La définition du corporatisme est une attitude qui vise à défendre exclusivement les intérêts d’une catégorie professionnelle donnée. Cette définition correspond tout à fait à l’opposition exprimée par la Conférence des doyennes et doyens de médecine, le Conseil national de l’Ordre des médecins et l’Association nationale des étudiants en médecine de France, à la réintégration anticipée dans les facultés en France des étudiants français partis faire leurs études à l’étranger. Leur communiqué commun parle d’une mesure « injuste et inéquitable » et est empreinte d’un mépris brutal évoquant des étudiants soit en situation d’échec dans le processus d’accès aux études de médecine, soit voulant se soustraire à ce parcours auquel sont soumis d’autres étudiants.

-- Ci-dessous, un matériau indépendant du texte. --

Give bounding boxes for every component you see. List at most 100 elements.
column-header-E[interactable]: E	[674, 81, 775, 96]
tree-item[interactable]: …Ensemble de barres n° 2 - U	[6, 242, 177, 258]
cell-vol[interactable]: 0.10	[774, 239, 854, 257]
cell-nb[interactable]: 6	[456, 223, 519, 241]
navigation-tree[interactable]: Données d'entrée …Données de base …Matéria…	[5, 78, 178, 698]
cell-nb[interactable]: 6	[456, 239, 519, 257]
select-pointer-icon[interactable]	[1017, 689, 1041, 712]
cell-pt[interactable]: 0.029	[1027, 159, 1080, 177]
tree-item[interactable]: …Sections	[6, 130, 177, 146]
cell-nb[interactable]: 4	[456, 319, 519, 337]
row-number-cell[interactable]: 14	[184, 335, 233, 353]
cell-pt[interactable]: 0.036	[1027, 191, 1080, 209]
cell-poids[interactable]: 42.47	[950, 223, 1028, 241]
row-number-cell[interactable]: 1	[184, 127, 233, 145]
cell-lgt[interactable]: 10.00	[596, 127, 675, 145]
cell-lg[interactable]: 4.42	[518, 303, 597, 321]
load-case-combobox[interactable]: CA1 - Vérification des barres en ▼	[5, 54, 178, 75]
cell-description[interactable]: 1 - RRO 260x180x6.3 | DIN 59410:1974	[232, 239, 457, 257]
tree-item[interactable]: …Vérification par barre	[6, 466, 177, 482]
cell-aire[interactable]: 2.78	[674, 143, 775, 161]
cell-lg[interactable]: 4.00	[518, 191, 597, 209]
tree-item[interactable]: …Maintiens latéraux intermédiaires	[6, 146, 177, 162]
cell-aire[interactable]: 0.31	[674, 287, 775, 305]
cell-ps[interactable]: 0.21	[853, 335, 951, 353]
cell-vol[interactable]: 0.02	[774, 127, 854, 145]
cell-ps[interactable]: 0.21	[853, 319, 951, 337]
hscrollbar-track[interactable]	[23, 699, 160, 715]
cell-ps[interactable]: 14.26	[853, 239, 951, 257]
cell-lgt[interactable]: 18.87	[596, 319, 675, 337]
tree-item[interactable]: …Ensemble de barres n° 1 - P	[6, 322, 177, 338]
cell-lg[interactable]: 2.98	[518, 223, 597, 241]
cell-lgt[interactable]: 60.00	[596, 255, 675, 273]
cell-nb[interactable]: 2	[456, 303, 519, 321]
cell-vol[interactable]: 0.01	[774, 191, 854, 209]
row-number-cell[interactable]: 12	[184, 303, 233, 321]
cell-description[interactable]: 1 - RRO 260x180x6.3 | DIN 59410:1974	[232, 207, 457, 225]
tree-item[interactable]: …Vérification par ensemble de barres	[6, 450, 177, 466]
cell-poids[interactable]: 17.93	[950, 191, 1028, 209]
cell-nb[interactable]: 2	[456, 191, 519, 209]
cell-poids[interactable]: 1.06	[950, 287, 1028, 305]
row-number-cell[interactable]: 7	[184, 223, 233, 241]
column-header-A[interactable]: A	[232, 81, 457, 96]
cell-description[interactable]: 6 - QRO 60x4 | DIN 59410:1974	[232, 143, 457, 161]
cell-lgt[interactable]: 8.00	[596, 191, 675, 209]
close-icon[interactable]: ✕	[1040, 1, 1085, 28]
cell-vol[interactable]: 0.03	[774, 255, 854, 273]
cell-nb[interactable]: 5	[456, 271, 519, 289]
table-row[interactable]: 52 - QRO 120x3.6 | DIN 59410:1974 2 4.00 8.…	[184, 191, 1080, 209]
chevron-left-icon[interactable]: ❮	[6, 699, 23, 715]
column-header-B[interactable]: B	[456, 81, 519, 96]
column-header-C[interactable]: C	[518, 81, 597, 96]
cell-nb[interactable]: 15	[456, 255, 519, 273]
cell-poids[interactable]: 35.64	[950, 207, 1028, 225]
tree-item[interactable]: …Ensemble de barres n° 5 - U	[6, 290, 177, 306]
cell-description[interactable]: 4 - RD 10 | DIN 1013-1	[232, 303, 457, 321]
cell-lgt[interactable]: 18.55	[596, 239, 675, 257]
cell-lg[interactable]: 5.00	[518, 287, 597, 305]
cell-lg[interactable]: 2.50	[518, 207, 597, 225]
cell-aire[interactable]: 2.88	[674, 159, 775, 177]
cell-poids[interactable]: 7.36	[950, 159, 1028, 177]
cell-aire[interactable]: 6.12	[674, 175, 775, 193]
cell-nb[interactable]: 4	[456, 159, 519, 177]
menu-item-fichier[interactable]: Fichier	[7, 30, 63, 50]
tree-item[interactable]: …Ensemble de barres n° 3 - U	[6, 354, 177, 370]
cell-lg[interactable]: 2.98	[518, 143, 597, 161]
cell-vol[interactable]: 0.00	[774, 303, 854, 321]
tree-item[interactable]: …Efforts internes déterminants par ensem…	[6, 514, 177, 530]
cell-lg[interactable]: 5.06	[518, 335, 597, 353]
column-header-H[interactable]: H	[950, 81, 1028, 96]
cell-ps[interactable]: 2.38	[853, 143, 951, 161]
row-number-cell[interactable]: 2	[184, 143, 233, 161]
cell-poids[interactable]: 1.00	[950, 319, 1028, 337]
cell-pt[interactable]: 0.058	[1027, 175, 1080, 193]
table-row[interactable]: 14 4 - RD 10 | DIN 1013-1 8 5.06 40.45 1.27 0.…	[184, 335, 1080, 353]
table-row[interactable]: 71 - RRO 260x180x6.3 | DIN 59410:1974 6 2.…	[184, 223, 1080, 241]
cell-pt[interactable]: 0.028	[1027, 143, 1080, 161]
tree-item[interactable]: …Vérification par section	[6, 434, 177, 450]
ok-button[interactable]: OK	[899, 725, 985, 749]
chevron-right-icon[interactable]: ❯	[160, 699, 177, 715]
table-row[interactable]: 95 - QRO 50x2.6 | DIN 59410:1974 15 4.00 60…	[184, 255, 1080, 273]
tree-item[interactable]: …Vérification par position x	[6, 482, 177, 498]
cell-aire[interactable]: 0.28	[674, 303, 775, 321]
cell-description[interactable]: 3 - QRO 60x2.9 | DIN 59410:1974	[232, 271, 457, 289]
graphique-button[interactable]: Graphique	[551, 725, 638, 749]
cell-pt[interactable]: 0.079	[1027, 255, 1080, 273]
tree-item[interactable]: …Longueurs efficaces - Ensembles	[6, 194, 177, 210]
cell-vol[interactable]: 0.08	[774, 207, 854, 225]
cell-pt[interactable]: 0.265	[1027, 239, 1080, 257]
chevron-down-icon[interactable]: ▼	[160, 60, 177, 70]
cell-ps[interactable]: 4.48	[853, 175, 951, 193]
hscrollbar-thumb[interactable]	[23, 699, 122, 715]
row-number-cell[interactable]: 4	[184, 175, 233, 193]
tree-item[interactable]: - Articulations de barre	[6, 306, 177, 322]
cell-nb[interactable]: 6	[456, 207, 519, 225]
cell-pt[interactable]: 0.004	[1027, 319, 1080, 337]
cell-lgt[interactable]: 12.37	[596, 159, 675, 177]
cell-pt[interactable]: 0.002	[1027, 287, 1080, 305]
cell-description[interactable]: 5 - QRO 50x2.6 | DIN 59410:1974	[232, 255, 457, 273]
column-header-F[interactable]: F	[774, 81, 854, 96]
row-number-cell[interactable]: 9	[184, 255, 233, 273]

Mais qu’en est-il vraiment ? Il n’est pas acceptable de traiter de « mauvais » des étudiants confrontés à un numerus clausus imposé depuis des années et qui n’a pas vraiment disparu, avec un taux d’intégration des candidats dans la filière médecine qui est en moyenne de 17 %. La poursuite de ce malthusianisme dans la formation des médecins est une catastrophe pour les patients qui ne trouvent pas de médecin traitant, sont confrontés à des fermetures de services ou d’hôpitaux et à une explosion des dépassements d’honoraires pour avoir accès à un spécialiste. Alors traiter de « mauvais » ceux qui ont une motivation intacte et partent faire leurs études à l’étranger dans des conditions difficiles et très coûteuses est particulièrement insultant. Par ailleurs cela dénote un sentiment de supériorité mal venu qui voudrait faire croire que la formation en France est bien meilleure que dans d’autres pays européens. Ce qui n’est certainement pas le cas face au constat de conditions d’études et d’encadrement qui sont à l’origine d’un nombre de cas de souffrance psychique pouvant mener au suicide qui explose en France chez les étudiants en médecine. Comme le dit la parabole, nous sommes toujours plus sensibles aux défauts d’autrui, si infimes soient-ils, qu’à nos propres défauts, si flagrants soient-ils.
Bien entendu, il est nécessaire d’accueillir le plus rapidement possible dans les facultés françaises les étudiants partis à l’étranger qui le souhaitent. Nous avons besoin d’eux pour qu’ils puissent s’installer en France et soulager les contraintes démographiques qui pèsent négativement sur notre système de santé.
Il va falloir également faire comprendre à la corporation médicale que ses prises de positions récentes, comme celle évoquée dans cette chronique ou encore celle contre la régulation de la liberté d’installation, sont intolérables. Ce d’autant que la motivation est de pouvoir bénéficier de la situation de pénurie et est bassement matérielle car elle repose sur la logique de tout ce qui est rare est cher, ce qui permet de négocier en position de force un certain nombre d’avantages. Mais attention, car ce repli corporatiste entraîne une colère légitime de la population à l’origine d’une véritable perte de confiance dans une profession qui en bénéficiait largement jusqu’à récemment.